Static‐charge‐sensitive bed ballistocardiography in cardiovascular monitoring

Abstract
We evaluated the autonomic influence on balistocardiograms recorded by a static-charge-sensitive bed for cardiovascular monitoring in nine healthy males (20-44 years) and its clinical use in 11 patients who underwent coronary bypass surgery (51-59 years). The ballistocardiogram displayed a distorted low amplitude from the empty beating heart during bypass surgery, impaired by a reduced effective transmural filling pressure of the heart, and returned to its pre-bypass level when the preload to the heart and its pumping was restored.

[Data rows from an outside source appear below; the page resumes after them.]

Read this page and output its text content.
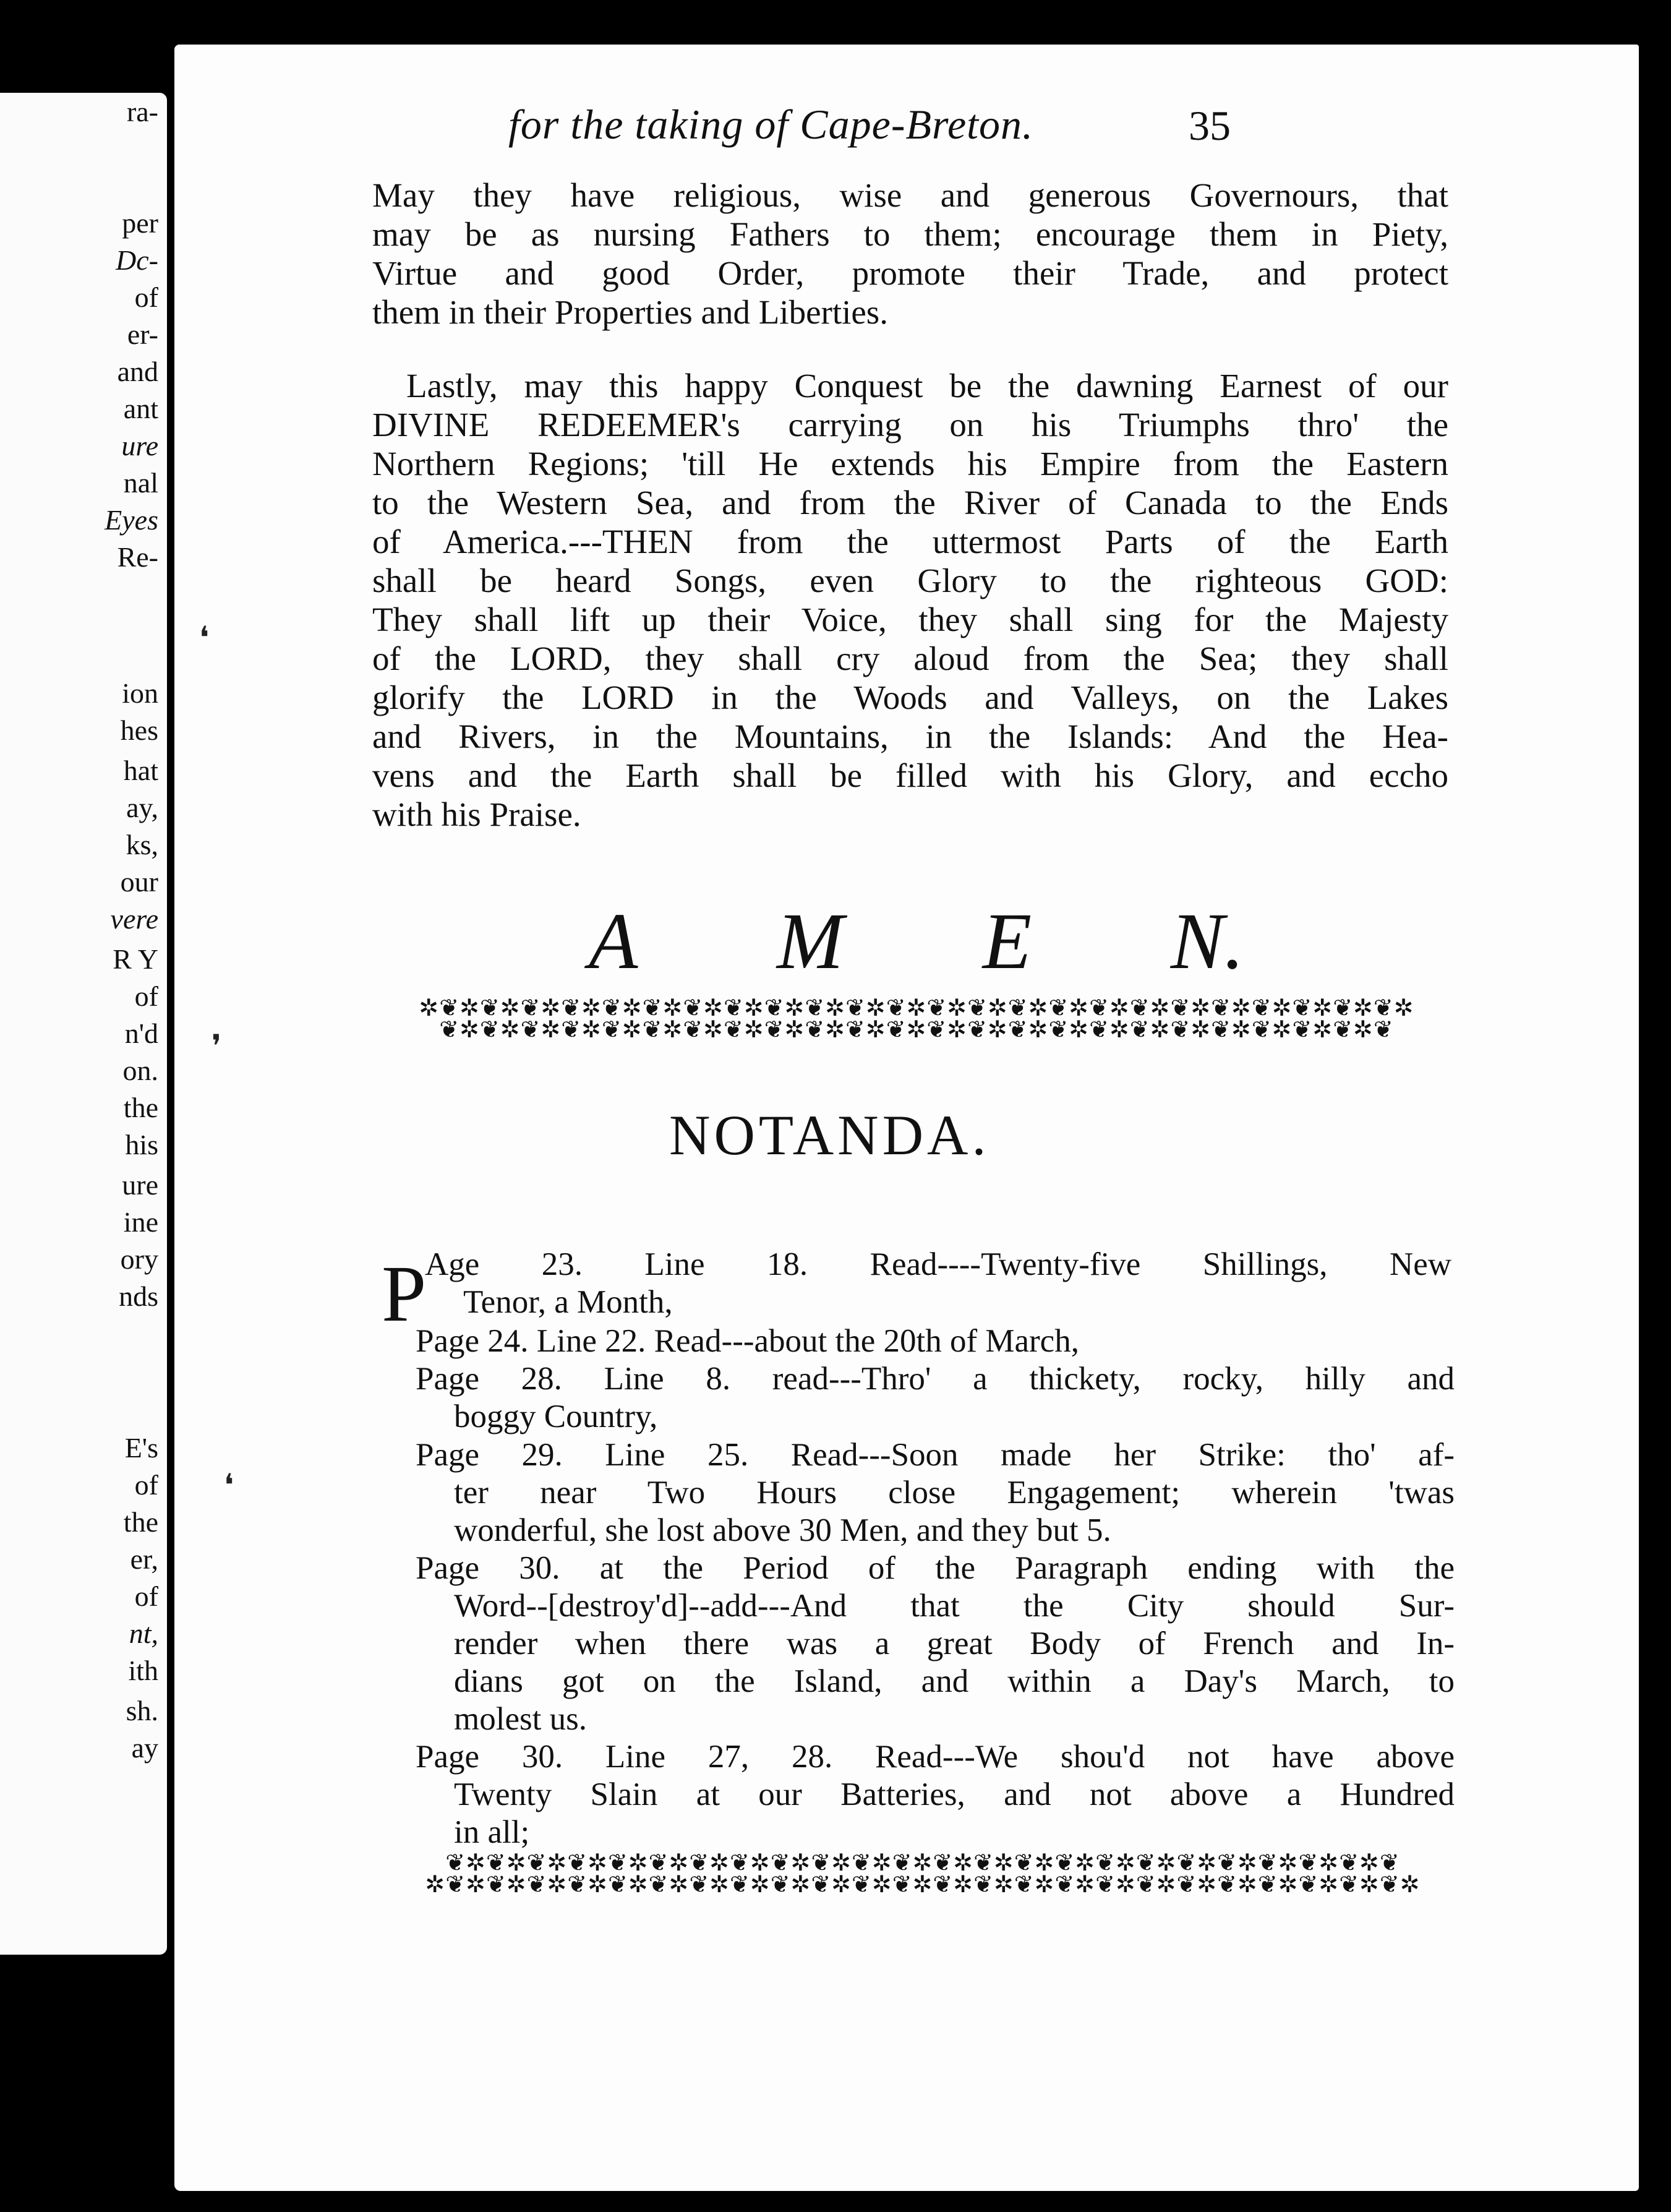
ra-
per
Dc-
of
er-
and
ant
ure
nal
Eyes
Re-
ion
hes
hat
ay,
ks,
our
vere
R Y
of
n'd
on.
the
his
ure
ine
ory
nds
E's
of
the
er,
of
nt,
ith
sh.
ay
for the taking of Cape-Breton.	35
May they have religious, wise and generous Governours, that
may be as nursing Fathers to them; encourage them in Piety,
Virtue and good Order, promote their Trade, and protect
them in their Properties and Liberties.
Lastly, may this happy Conquest be the dawning Earnest of our
DIVINE REDEEMER's carrying on his Triumphs thro' the
Northern Regions; 'till He extends his Empire from the Eastern
to the Western Sea, and from the River of Canada to the Ends
of America.---THEN from the uttermost Parts of the Earth
shall be heard Songs, even Glory to the righteous GOD:
They shall lift up their Voice, they shall sing for the Majesty
of the LORD, they shall cry aloud from the Sea; they shall
glorify the LORD in the Woods and Valleys, on the Lakes
and Rivers, in the Mountains, in the Islands: And the Hea-
vens and the Earth shall be filled with his Glory, and eccho
with his Praise.
A M E N.
✲❦✲❦✲❦✲❦✲❦✲❦✲❦✲❦✲❦✲❦✲❦✲❦✲❦✲❦✲❦✲❦✲❦✲❦✲❦✲❦✲❦✲❦✲❦✲❦✲
❦✲❦✲❦✲❦✲❦✲❦✲❦✲❦✲❦✲❦✲❦✲❦✲❦✲❦✲❦✲❦✲❦✲❦✲❦✲❦✲❦✲❦✲❦✲❦
NOTANDA.
P
Age 23. Line 18. Read----Twenty-five Shillings, New
Tenor, a Month,
Page 24. Line 22. Read---about the 20th of March,
Page 28. Line 8. read---Thro' a thickety, rocky, hilly and
boggy Country,
Page 29. Line 25. Read---Soon made her Strike: tho' af-
ter near Two Hours close Engagement; wherein 'twas
wonderful, she lost above 30 Men, and they but 5.
Page 30. at the Period of the Paragraph ending with the
Word--[destroy'd]--add---And that the City should Sur-
render when there was a great Body of French and In-
dians got on the Island, and within a Day's March, to
molest us.
Page 30. Line 27, 28. Read---We shou'd not have above
Twenty Slain at our Batteries, and not above a Hundred
in all;
❦✲❦✲❦✲❦✲❦✲❦✲❦✲❦✲❦✲❦✲❦✲❦✲❦✲❦✲❦✲❦✲❦✲❦✲❦✲❦✲❦✲❦✲❦✲❦
✲❦✲❦✲❦✲❦✲❦✲❦✲❦✲❦✲❦✲❦✲❦✲❦✲❦✲❦✲❦✲❦✲❦✲❦✲❦✲❦✲❦✲❦✲❦✲❦✲
❛
❜
❛
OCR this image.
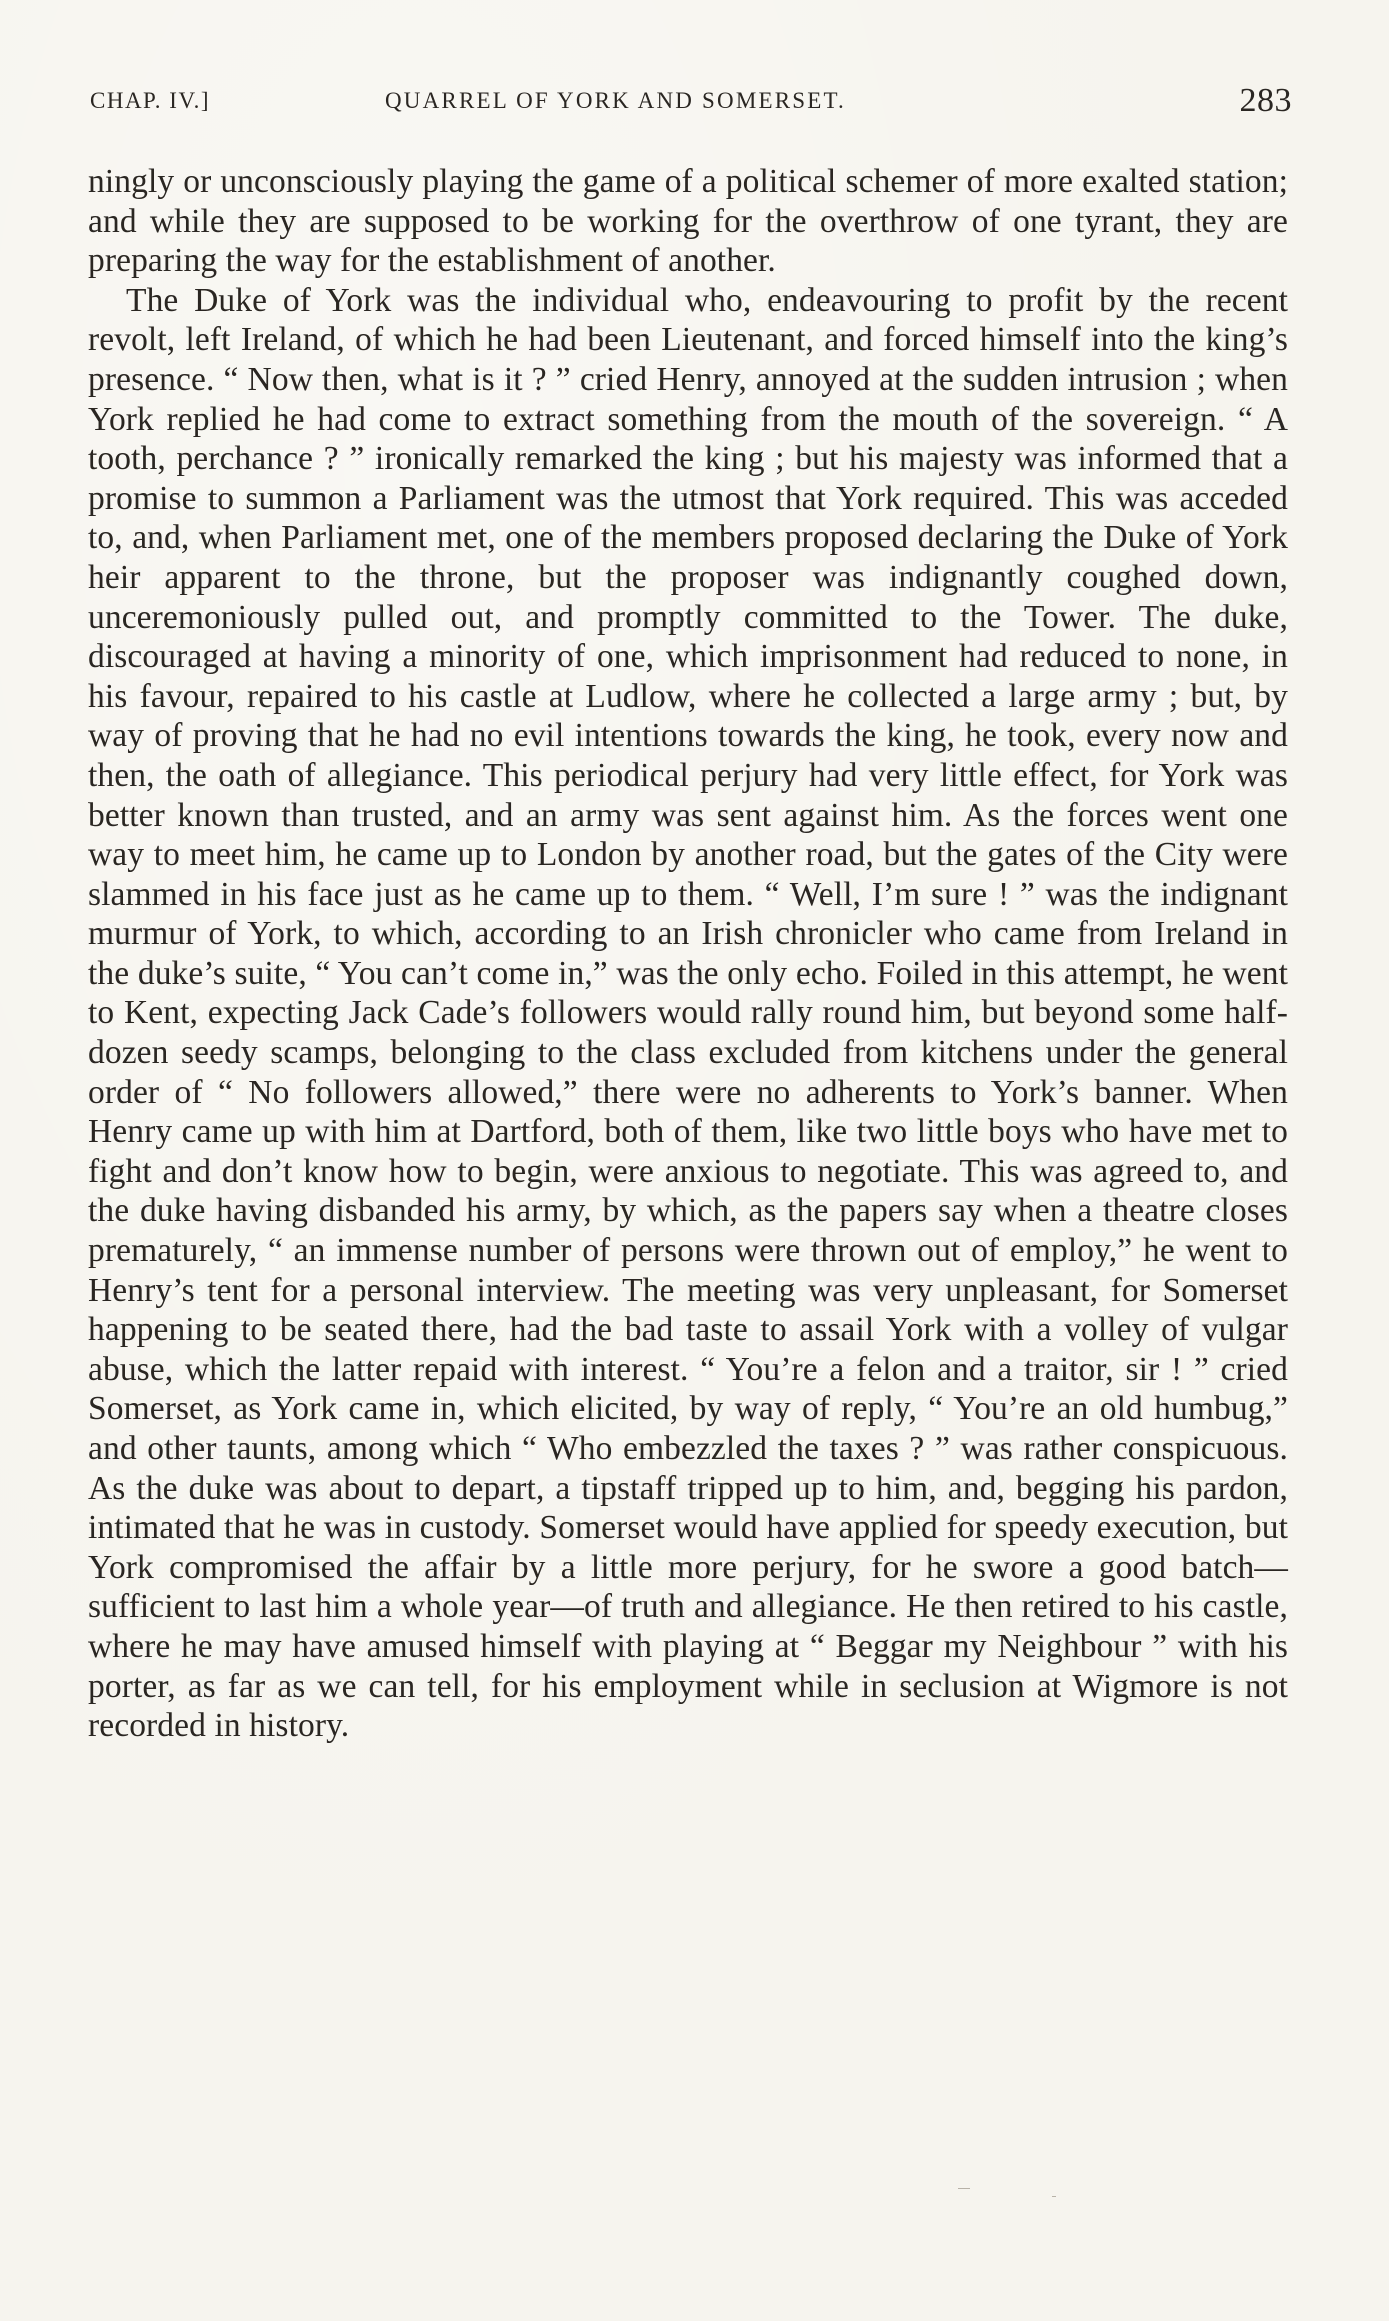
CHAP. IV.]	QUARREL OF YORK AND SOMERSET.	283

ningly or unconsciously playing the game of a political schemer of more exalted station; and while they are supposed to be working for the overthrow of one tyrant, they are preparing the way for the establishment of another.

The Duke of York was the individual who, endeavouring to profit by the recent revolt, left Ireland, of which he had been Lieutenant, and forced himself into the king’s presence. “ Now then, what is it ? ” cried Henry, annoyed at the sudden intrusion ; when York replied he had come to extract something from the mouth of the sovereign. “ A tooth, perchance ? ” ironically remarked the king ; but his majesty was informed that a promise to summon a Parliament was the utmost that York required. This was acceded to, and, when Parliament met, one of the members proposed declaring the Duke of York heir apparent to the throne, but the proposer was indignantly coughed down, unceremoniously pulled out, and promptly committed to the Tower. The duke, discouraged at having a minority of one, which imprisonment had reduced to none, in his favour, repaired to his castle at Ludlow, where he collected a large army ; but, by way of proving that he had no evil intentions towards the king, he took, every now and then, the oath of allegiance. This periodical perjury had very little effect, for York was better known than trusted, and an army was sent against him. As the forces went one way to meet him, he came up to London by another road, but the gates of the City were slammed in his face just as he came up to them. “ Well, I’m sure ! ” was the indignant murmur of York, to which, according to an Irish chronicler who came from Ireland in the duke’s suite, “ You can’t come in,” was the only echo. Foiled in this attempt, he went to Kent, expecting Jack Cade’s followers would rally round him, but beyond some half-dozen seedy scamps, belonging to the class excluded from kitchens under the general order of “ No followers allowed,” there were no adherents to York’s banner. When Henry came up with him at Dartford, both of them, like two little boys who have met to fight and don’t know how to begin, were anxious to negotiate. This was agreed to, and the duke having disbanded his army, by which, as the papers say when a theatre closes prematurely, “ an immense number of persons were thrown out of employ,” he went to Henry’s tent for a personal interview. The meeting was very unpleasant, for Somerset happening to be seated there, had the bad taste to assail York with a volley of vulgar abuse, which the latter repaid with interest. “ You’re a felon and a traitor, sir ! ” cried Somerset, as York came in, which elicited, by way of reply, “ You’re an old humbug,” and other taunts, among which “ Who embezzled the taxes ? ” was rather conspicuous. As the duke was about to depart, a tipstaff tripped up to him, and, begging his pardon, intimated that he was in custody. Somerset would have applied for speedy execution, but York compromised the affair by a little more perjury, for he swore a good batch—sufficient to last him a whole year—of truth and allegiance. He then retired to his castle, where he may have amused himself with playing at “ Beggar my Neighbour ” with his porter, as far as we can tell, for his employment while in seclusion at Wigmore is not recorded in history.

Submaximal dynamic exercise and isoprenaline caused the heart rate to rise to 90-114 beats min-1, and increased the ballistocardiographic amplitude threefold, while at the same time shortening the interval between the R-wave of the electrocardiogram and the peak of the ballistocardiographic waveform (P < 0.01). In contrast, atropine accelerated the heart rate to 96 beats min-1, but did not significantly change the amplitude or temporal pattern of the ballistocardiogram. Thus, the ballistocardiogram reflects sympathetic and parasympathetic influence on the contractility of the myocardium and the effect of cardiac filling (e.g. during bypass surgery).